Faz lembrar as aulas de português, cujas carteiras as nossas mãos sabiam de cor. Cada sulco, um desespero, ou apenas um despreocupado passar do tempo; mutatis mutandis...mutante. Lembro-me de sentir o contraplacado liso e fresco debaixo dos papéis deixados ao sabor de uma bic, o barulho leve da esfera que me trazia as respostas que procurava, mais ou menos caoticamente num enunciado que li sempre demasiado rápido. Agora, como então, muito pouco académica. Agora, como então, demasiadas frases interrogativas.

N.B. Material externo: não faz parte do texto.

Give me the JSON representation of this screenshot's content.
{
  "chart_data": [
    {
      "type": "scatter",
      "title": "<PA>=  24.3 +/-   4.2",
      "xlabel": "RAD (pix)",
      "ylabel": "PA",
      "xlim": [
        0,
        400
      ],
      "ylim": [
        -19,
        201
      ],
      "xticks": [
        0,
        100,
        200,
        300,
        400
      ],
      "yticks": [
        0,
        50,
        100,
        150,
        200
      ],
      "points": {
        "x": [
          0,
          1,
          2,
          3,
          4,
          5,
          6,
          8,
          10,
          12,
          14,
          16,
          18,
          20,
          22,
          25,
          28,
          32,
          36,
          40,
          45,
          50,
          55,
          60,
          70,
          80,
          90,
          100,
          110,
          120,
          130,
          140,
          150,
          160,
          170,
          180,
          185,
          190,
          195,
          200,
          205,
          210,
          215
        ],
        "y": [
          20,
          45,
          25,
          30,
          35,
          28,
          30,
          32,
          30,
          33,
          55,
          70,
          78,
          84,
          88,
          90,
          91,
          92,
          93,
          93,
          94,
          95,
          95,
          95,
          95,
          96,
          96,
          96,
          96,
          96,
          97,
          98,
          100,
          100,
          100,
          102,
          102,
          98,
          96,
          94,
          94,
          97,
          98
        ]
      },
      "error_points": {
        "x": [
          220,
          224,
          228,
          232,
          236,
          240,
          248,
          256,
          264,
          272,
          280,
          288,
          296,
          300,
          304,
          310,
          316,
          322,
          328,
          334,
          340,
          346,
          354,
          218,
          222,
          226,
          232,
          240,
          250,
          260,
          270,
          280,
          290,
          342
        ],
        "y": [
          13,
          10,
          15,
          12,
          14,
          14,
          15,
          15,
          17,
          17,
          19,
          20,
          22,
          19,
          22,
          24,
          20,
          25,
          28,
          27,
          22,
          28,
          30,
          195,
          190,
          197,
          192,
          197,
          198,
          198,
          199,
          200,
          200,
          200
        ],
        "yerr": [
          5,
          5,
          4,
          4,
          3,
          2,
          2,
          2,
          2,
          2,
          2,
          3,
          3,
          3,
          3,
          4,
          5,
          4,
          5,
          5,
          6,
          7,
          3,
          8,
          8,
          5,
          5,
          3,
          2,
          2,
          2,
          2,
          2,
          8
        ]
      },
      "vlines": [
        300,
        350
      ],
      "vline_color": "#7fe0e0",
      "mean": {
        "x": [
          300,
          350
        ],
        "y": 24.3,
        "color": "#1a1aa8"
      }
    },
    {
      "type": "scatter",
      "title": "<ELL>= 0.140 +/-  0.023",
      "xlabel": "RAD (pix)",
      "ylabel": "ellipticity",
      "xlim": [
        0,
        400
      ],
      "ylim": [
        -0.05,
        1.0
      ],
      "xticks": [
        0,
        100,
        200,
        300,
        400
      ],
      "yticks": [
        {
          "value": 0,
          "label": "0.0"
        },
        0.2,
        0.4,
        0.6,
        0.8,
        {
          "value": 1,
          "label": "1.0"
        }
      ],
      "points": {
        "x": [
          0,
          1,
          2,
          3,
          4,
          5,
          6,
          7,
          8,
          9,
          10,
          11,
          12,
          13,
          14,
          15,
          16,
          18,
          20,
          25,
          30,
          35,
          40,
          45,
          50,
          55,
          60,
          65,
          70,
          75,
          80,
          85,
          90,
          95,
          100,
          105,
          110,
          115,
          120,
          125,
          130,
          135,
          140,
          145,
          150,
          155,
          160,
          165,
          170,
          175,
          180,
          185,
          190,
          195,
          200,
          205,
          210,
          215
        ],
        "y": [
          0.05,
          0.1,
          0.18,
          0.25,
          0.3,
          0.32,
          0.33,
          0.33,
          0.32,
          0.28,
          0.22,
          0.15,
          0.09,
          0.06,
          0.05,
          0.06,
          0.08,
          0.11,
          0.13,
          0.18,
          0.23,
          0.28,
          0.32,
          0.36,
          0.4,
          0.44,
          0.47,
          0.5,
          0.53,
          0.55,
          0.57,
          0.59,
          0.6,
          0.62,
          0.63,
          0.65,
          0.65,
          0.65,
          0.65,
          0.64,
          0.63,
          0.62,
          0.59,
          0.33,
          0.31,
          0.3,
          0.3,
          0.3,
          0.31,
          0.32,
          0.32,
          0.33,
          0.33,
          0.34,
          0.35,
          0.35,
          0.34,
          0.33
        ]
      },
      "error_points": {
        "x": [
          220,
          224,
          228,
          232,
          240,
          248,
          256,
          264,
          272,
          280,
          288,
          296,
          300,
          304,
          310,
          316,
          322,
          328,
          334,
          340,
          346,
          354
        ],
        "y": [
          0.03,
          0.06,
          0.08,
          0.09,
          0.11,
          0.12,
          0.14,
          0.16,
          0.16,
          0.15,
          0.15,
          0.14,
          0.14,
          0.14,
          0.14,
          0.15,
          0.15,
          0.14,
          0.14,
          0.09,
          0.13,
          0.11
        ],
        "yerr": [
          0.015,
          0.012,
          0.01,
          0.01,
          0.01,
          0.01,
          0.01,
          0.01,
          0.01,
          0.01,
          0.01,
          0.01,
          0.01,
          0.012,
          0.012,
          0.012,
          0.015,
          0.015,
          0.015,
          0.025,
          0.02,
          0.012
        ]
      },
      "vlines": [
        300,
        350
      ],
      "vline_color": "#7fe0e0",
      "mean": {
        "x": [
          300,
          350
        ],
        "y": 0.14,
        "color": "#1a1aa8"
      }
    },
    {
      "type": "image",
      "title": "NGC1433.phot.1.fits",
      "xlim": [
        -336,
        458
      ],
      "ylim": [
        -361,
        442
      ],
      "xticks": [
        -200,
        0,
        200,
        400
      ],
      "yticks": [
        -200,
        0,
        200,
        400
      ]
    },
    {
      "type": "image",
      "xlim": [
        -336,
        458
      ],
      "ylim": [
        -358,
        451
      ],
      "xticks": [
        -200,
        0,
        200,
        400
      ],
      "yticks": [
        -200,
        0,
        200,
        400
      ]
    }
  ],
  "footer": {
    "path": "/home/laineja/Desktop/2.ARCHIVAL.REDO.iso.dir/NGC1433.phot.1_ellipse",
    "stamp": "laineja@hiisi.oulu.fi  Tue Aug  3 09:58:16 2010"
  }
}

Agora, como então, raciocínios de demasiadas páginas.
Duas dezenas e meio de anos e muitos parágrafos depois, substitui a esfera por quadrados electrónicos. Creio que já nem seria capaz de desenhar decentemente três ou quatro linhas na melhor letra trabalhada à sombra da do meu pai, arisca e apressada.Era uma letra com vergonha de ser descoberta, a dele. E aquilo fascinava-me.
Passamos demasiado tempo a perguntar porquê sem querer a verdadeira resposta. Passamos demasiado tempo a pensar que estamos muito longe do bipolarismo adolescente e que agora somos pessoas, ou personas, adultas. Passamos demasiado tempo a esconder que queremos exactamente o mesmo que queríamos há uma ou duas décadas, mas que se torna cada vez mais dificil e cínico consegui-lo. Sinos, há quem os ouça. Dobrar, dobramos todos.